Este exceso publicitario ha llevado a tanta confusión que se ha llegado a creer que sexo y género es lo mismo. Entonces, algunas corrientes, entienden que cuando nace un bebé no se puede saber si será varón o mujer (pasando por encima de si el niño en cuestión nace con pene o con vagina), ya que eso lo decidirá “él, ella o elle” (como Uds. prefieran), más adelante. De modo que eligen para el “niñe” nombres neutros, aplicables a cualquier género. Como Azul, Jael, Robin, etc. A esta modalidad la llaman “crianza respetuosa”.

La “crianza respetuosa “en realidad consiste en ser muy cuidadosos a la hora de poner límites, evitando maltratos y castigos corporales. No acuerdo con los castigos corporales, pero la consecuencia es que ha generado padres culposos y sin herramientas para controlar a sus hijos cuando estos “se pasan de la raya”. Esa raya que diferencia la libertad del libertinaje. el educar del permitir cualquier conducta. Aquel freudiano “su majestad el bebé”, aludiendo al hijo como objeto narcisista de los padres (“mi hijo es perfecto porque es mi hijo”), ha tomado cuerpo generando chicos maleducados, irrespetuosos y sin ningún límite. Respetar al hijo no equivale a dejarlo librado a sus impulsos y eludir la parental tarea de Educar.
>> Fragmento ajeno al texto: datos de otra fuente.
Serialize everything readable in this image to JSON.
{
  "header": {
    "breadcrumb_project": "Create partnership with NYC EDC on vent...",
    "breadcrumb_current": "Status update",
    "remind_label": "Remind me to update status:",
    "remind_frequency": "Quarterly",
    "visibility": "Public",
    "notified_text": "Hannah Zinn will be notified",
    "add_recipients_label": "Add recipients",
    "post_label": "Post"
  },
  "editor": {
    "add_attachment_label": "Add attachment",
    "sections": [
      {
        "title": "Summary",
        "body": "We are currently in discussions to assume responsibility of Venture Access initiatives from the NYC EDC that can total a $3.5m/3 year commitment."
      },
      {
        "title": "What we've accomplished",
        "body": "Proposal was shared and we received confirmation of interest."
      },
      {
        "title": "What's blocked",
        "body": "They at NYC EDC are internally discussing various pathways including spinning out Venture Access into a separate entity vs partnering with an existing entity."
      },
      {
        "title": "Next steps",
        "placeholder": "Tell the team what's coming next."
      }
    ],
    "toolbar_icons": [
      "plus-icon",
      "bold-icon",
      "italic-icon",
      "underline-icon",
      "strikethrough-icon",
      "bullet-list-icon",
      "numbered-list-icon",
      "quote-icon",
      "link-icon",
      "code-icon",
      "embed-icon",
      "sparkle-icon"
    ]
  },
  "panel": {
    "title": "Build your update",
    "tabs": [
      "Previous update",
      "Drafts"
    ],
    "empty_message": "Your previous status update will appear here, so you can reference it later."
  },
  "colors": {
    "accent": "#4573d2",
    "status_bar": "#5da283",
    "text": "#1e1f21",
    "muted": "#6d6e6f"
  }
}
Educar consiste en poner límites a la omnipotencia infantil, nadie puede ser quien quiere ni hacer lo que quiere, porque si así ocurriera el mundo sería un caos.

Imaginemos un mundo en el que los niños tuvieran la libertad de decidir en todo, no solo a qué genero quieren adherir sino qué pueden hacer y qué no en la casa propia y en las ajenas, en la calle, con sus amigos, con sus padres y con los demás adultos. Un mundo gobernado por los niños riéndose de tantos adultos que estarían “al borde de un ataque de nervios”.

También pensemos que el mundo actual está manejado por adultos que juegan a ser niños con libertad para hacer todo lo que les gusta, sin límites y sin responsabilidad respecto a su accionar. Que entienden que “crianza respetuosa” implica dejar la responsabilidad de las elecciones en manos de los hijos y lavarse las manos de su responsabilidad como adultos. Que, si un nene cree que quiere cambiar de sexo, lo llevan a que los médicos (cómplices de tanta locura), les apliquen tratamientos hormonales, sin entender que la identidad en la infancia aún no está definida. Adultos que entienden que tener un hijo trans es “cool” y “progre” sin pensar en las consecuencias médicas de semejante desarreglo hormonal, incluyendo que puede que un tiempo después el niño se arrepienta del cambio y quiera volver a optar por el sexo que su cuerpo le otorgó al nacer.

Entendamos también que la tan mentada elección no funciona de la misma manera que cuando elegimos entre helado de chocolate o de vainilla. No solo que se trata de algo tan importante como nuestra identidad, sino que los motivos no pasan por el deseo consciente, sino por los cauces inconscientes que nuestra libido recorrió desde que nacemos. Por las identificaciones con las personas que nos criaron, hombres y mujeres. ¿Por qué no quiero ser mujer como mi mamá u hombre como mi papá, por qué no acepto el sexo con el que nací?

Esta sociedad ha optado por actuar en lugar de reflexionar, no importan las preguntas sino las acciones. Y especialmente por acciones que sean “políticamente correctas”, consensuadas por lo que “la modernidad” exige.

Esta vez decido ser “políticamente incorrecta”, libre pensadora, esperando que, con tanto pensamiento inclusivo, sean capaces de incluir a los que pensamos distinto al consenso. De respetar la diversidad de ideas y de salirse de los esquemas pre pensados por otros para generar un pensamiento propio, el que sea, pero independiente.